The climactic scene with the tank in Fate of the Furious puzzles military expert Nicholas Moran. Released in 2017, the eighth installment of the Fast & Furious saga is one of the most ridiculous, as Dom, coerced by cyber terrorist Cipher, rebels against his beloved family. The film includes all the over-the-top action fans have come to expect from the series, including the climactic scene in which vehicles drive over a glacier and Dwayne Johnson deflects torpedoes with his bare hands.
In a new Insider video, military vehicle historian and armored officer Nicholas Moran evaluates various tank battle scenes in film and television in terms of realism. One of them was the climactic scene on the ice of the tank in Fate of the Furious, which literally shocked him. Ultimately, Moran generously gave the scene a two out of ten rating in terms of realism. Read what Moran said, or watch the video below, starting at 0:34.

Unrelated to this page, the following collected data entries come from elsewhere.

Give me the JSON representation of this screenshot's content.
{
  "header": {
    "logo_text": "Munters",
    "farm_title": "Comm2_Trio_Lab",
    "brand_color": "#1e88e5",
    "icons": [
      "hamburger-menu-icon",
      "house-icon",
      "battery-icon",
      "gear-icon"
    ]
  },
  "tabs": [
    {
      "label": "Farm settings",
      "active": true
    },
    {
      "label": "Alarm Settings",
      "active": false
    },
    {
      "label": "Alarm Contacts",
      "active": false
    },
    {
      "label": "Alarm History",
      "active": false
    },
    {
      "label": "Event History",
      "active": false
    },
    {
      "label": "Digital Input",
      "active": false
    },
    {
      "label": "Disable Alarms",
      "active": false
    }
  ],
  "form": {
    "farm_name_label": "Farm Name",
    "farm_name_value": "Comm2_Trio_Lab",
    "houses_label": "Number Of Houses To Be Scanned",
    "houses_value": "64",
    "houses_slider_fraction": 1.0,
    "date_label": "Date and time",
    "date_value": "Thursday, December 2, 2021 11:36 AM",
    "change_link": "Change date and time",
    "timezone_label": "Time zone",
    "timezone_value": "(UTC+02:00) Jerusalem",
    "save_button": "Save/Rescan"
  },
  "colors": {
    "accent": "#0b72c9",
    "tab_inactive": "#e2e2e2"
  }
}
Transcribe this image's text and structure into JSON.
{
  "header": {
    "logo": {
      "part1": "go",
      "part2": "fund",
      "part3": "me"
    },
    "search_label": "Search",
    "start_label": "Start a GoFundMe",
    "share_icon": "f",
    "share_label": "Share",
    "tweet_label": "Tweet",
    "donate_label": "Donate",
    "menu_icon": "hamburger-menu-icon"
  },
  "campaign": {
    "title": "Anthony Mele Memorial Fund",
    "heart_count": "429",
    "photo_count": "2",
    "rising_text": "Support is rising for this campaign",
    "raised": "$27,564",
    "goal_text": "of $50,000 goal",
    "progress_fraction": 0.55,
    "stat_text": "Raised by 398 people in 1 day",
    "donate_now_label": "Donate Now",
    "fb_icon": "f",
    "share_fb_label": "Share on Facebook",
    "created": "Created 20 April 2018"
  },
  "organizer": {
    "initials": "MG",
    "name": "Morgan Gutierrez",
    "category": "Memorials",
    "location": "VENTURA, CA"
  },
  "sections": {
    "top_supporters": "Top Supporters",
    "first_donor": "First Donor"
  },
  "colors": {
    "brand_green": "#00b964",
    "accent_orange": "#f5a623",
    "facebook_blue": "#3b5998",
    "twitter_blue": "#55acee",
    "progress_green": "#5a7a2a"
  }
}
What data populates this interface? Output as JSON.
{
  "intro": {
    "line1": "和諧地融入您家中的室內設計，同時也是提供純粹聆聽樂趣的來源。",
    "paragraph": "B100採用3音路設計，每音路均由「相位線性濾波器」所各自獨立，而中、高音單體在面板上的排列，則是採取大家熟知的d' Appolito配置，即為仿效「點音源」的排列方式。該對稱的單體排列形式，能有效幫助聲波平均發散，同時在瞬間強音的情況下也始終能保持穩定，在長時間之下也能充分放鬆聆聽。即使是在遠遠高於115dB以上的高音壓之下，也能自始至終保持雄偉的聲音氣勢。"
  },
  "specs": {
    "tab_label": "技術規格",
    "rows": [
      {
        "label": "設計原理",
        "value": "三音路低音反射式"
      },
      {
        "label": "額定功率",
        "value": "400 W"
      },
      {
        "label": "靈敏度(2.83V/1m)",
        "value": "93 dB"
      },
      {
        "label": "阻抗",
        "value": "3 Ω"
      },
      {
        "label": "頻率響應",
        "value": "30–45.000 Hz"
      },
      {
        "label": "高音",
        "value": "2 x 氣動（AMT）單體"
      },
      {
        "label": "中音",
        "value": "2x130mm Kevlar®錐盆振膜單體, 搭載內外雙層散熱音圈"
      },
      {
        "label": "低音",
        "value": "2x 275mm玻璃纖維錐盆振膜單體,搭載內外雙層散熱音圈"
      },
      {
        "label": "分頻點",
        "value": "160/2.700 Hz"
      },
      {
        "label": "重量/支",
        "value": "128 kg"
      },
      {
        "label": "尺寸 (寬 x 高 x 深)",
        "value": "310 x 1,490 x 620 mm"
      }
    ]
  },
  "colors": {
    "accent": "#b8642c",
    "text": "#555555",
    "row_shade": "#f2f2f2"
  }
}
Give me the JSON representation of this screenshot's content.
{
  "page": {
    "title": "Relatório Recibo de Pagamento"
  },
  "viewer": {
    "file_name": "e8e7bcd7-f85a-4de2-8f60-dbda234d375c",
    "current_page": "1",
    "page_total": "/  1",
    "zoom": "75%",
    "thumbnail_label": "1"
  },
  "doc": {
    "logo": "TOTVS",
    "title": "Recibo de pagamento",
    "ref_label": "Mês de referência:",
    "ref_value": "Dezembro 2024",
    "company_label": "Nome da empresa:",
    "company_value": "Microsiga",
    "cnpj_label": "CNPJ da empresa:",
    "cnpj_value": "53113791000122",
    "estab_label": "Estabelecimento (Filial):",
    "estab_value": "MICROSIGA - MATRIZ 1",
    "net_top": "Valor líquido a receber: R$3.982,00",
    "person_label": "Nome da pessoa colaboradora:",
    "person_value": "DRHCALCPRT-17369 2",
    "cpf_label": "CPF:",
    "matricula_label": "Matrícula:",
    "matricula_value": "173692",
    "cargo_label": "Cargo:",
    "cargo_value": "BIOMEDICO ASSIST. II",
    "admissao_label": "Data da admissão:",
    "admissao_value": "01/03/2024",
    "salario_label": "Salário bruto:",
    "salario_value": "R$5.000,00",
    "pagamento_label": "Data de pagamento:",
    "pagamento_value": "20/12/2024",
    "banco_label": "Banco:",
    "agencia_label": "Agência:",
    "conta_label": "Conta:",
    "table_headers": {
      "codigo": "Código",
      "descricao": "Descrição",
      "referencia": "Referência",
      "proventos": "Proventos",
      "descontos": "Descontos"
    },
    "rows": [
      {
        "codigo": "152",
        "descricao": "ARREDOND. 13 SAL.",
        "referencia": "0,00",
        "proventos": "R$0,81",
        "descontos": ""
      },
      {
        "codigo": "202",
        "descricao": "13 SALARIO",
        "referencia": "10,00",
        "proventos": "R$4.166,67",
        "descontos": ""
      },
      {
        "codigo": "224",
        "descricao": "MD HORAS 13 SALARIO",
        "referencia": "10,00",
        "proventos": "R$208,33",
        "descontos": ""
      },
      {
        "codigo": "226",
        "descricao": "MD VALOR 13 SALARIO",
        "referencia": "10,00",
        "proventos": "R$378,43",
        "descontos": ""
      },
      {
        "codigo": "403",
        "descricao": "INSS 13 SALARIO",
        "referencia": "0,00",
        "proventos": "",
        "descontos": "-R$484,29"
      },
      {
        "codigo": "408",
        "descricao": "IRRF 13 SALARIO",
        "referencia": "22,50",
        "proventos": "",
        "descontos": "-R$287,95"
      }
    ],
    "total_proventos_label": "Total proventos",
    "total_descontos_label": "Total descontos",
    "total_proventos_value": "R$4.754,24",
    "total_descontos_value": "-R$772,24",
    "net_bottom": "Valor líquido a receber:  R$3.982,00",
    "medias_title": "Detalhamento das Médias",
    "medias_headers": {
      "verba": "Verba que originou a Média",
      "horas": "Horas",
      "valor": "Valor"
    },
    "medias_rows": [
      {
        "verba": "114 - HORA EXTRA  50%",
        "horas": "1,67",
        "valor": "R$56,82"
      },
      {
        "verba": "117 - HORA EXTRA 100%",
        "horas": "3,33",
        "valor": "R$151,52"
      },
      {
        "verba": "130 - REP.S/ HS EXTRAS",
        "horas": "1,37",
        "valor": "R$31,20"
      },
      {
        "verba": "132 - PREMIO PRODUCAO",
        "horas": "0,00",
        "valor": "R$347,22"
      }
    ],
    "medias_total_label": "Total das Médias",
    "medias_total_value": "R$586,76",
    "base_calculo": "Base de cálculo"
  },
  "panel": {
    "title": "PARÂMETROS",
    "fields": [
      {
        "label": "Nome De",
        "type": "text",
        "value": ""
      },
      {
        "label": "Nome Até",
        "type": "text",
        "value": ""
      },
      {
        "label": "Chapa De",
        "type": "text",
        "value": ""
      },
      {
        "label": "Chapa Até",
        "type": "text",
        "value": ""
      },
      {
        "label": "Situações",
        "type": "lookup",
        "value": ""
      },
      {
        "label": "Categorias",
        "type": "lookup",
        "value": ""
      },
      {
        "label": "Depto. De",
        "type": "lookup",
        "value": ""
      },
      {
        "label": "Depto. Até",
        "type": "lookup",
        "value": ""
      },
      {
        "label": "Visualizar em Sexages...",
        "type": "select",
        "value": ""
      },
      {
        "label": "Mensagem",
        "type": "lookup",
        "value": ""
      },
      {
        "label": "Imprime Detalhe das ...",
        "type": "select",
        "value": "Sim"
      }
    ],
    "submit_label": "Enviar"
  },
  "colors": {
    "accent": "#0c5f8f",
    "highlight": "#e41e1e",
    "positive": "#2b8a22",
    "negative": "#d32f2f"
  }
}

“The Ripsaw, which was originally a toy on rails for people to ride, looks exactly like the one featured in the movie. This is because its weight was so light and its weight-to-strength ratio was so high. This thing is incredibly fast and incredibly agile, which obviously got the military’s attention. OK, wait a minute. We have this vehicle that can literally go anywhere very, very fast. Can we do something with this? But the variant the army is considering recently is actually a robotic combat vehicle. I believe it’s called the RCVM and is presented as an M5, and on top, as shown in the clip, is a ranged weapons turret.
“He’s driving on snow and they don’t look like snow tracks. Believe it or not, there are several ways to get better grip on a tracked vehicle on snow. From the snow chains used in World War II to today, you can have wedges that you can remove some plates from the strap and basically wedge into the strap. The vehicle is moving very fast while performing its various tricks on the ice, and in this context it is debatable.
“Other than to follow texture, I can’t think of any reason why a tank-mounted hook would need to be attached. Where the Lamborghini connects is practically underwater and it pulls more than it can handle. Here’s your approach to realism. The door was removed instead of the whole Lamborghini, so I give it a point because it has tracks. And I give him one point because he removed the door instead of the whole Lamborghini, so I give him two points.
The climactic tank scene in Fate of the Furious is far from the only example of unrealistic action in the series. The car magneto scene in F9 has sparked much heated debate about its scientific validity, with astronomer Aaron White dismissing the scene as violating the basic laws of magnetism. Recently, the ridiculous scene in Fast X where Dom’s son Brian Jr. jumps between two moving cars was criticized by all over the internet for being exaggerated, unrealistic, and defying the laws of physics.
Although these scenes have been consistently criticized, the Fast & Furious series has won a passionate group of fans due to its exaggerated and absurd actions. Despite its origins in motor racing, the series has fully evolved into adrenaline-pumping heists and international espionage that push the limits of believability. One of the keys to the series’ success is its self-awareness, and it was at its best when directors like Justin Lin, or F. Gary Gray in Fate of the Furious, fully embraced the concept and engaged in the absurd. are.